You’ve got a problem: your examples are all different lengths. Padding every example to the length of the longest one in the entire dataset is a fantastic way to waste colossal amounts of memory and time. The solution is dynamic padding: we pad the examples in each batch only to the length of the longest example in that batch.

This is handled by a DataCollatorForLanguageModeling. We use the version that does dynamic padding and, crucially, also handles the label shifting for us automatically.

from transformers import DataCollatorForLanguageModeling

# This collator will handle the shifting of labels and the dynamic padding.
data_collator = DataCollatorForLanguageModeling(
    tokenizer=tokenizer,
    mlm=False,  # We are doing causal LM, not masked LM
    return_tensors="pt",
)

Now, when your training loop fetches a batch, the collator will take your list of tokenized examples (all with different lengths), pad them dynamically, and automatically create the labels tensor where the input_ids are shifted to the right.

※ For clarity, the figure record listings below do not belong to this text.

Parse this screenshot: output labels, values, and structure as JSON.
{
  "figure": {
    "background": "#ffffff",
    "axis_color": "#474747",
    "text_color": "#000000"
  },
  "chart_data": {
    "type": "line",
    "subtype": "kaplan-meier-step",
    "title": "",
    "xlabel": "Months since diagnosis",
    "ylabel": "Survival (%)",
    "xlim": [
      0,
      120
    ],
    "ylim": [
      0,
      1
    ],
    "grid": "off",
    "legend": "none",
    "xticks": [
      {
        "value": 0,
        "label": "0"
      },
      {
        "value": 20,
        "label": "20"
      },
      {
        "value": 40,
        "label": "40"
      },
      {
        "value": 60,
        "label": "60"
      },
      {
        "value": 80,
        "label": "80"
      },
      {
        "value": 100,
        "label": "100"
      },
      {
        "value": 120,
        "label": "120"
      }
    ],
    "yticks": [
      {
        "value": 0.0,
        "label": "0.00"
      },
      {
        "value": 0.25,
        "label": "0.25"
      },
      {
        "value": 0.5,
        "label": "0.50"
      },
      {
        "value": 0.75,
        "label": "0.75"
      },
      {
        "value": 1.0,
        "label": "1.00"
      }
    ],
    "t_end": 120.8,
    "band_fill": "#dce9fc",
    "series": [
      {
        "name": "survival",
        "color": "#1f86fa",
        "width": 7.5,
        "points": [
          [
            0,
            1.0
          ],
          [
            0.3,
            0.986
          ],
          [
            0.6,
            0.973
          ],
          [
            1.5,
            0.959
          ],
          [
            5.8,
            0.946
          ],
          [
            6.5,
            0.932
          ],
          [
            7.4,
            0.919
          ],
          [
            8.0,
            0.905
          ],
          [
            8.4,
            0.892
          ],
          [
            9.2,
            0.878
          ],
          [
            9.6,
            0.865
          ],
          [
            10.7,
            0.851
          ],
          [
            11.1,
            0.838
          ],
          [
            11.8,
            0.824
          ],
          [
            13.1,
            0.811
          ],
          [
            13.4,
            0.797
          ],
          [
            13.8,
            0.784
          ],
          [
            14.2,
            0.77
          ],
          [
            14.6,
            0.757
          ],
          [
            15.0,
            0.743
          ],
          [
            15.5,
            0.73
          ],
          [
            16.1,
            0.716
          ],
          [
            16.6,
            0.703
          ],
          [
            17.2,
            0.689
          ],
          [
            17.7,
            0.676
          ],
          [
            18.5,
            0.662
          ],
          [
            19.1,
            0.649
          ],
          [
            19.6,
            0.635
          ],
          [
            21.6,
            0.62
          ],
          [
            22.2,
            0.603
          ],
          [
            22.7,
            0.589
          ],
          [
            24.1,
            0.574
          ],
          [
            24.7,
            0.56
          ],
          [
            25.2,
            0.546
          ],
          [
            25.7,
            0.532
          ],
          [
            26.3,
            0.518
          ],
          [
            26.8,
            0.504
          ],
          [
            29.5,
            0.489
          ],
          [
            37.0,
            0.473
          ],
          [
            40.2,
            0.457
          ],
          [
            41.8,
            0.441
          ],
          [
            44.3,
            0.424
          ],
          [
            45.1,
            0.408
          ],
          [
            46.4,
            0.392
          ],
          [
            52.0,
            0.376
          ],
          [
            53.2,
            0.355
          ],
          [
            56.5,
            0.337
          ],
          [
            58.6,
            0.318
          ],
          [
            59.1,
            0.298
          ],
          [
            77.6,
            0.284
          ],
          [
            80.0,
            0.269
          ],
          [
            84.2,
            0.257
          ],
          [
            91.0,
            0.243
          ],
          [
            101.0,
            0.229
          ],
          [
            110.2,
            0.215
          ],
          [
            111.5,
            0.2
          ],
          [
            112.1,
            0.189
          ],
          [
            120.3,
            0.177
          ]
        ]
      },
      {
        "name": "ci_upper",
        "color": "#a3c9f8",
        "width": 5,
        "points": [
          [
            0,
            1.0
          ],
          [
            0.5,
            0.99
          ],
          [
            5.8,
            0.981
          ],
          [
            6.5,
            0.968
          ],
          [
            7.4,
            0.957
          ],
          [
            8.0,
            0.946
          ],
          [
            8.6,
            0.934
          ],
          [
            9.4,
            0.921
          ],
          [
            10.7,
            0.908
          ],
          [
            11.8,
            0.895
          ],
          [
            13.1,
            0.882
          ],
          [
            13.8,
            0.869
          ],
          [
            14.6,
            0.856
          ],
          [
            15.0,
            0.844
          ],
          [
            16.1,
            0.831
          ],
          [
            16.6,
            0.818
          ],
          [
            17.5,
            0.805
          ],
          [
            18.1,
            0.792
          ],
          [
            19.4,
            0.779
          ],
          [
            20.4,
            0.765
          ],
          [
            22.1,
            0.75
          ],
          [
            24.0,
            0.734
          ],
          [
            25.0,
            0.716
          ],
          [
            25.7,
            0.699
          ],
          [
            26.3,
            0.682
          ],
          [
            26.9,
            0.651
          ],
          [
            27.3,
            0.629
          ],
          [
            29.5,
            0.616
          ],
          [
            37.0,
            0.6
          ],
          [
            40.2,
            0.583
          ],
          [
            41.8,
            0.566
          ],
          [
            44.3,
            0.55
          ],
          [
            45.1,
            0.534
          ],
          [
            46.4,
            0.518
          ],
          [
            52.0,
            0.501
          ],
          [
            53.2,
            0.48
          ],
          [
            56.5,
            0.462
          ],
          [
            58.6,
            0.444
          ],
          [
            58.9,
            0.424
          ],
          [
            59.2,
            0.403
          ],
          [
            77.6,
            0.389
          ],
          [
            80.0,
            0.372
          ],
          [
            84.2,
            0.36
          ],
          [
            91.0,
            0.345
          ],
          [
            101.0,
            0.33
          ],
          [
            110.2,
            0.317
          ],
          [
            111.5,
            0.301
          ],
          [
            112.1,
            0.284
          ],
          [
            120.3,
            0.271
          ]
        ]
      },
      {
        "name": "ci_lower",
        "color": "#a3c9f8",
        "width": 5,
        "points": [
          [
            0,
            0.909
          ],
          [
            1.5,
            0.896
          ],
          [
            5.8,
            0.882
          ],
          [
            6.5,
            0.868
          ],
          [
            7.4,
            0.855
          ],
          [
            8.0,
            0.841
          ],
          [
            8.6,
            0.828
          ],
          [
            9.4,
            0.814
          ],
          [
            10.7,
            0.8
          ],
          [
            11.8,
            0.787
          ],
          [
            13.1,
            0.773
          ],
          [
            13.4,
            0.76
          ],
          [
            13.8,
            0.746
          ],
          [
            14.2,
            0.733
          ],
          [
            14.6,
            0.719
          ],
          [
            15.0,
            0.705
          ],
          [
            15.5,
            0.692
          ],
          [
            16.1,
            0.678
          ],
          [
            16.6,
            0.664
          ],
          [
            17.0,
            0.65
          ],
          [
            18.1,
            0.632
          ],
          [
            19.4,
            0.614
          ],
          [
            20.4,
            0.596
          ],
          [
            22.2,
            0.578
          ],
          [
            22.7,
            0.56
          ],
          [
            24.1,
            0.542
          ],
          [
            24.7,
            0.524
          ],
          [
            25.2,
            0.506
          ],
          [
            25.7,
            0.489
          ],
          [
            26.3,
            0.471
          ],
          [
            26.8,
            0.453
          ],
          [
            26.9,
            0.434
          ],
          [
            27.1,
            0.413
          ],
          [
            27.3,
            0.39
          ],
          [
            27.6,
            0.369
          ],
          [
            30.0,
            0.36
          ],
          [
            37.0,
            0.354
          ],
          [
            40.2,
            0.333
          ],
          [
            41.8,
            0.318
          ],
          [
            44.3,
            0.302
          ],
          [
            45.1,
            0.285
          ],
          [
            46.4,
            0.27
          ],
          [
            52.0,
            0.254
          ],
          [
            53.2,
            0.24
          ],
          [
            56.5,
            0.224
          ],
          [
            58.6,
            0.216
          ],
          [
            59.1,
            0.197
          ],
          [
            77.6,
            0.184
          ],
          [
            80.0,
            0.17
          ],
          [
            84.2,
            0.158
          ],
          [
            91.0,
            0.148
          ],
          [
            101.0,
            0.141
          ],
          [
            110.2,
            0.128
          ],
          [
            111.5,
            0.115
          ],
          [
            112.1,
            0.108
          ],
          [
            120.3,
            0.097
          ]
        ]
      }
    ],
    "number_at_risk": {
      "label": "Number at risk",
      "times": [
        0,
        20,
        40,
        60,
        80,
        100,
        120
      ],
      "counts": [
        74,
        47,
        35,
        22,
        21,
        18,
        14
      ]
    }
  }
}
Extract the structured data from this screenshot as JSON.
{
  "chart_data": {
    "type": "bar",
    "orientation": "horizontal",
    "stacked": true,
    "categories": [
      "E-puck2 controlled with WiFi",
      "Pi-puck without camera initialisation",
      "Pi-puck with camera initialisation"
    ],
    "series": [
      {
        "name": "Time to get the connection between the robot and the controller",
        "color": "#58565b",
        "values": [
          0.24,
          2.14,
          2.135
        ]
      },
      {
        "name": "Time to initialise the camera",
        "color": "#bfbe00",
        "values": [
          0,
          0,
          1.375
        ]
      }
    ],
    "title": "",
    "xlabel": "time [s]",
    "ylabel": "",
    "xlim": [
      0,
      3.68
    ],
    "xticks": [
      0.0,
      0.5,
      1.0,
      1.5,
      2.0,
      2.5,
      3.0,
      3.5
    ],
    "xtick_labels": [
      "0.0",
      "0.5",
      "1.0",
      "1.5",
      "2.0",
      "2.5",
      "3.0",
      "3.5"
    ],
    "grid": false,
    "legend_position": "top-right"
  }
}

The part that needs to be shifted—the assistant’s response—is already in the input_ids thanks to your tokenize_function. The collator does the rest.

Get this pipeline right, and the actual fine-tuning part will feel like a breeze. Get it wrong, and you’ll be staring at a loss curve that doesn’t move, wondering if you’ve offended the machine spirit of your GPU. It’s worth taking the time to get it right.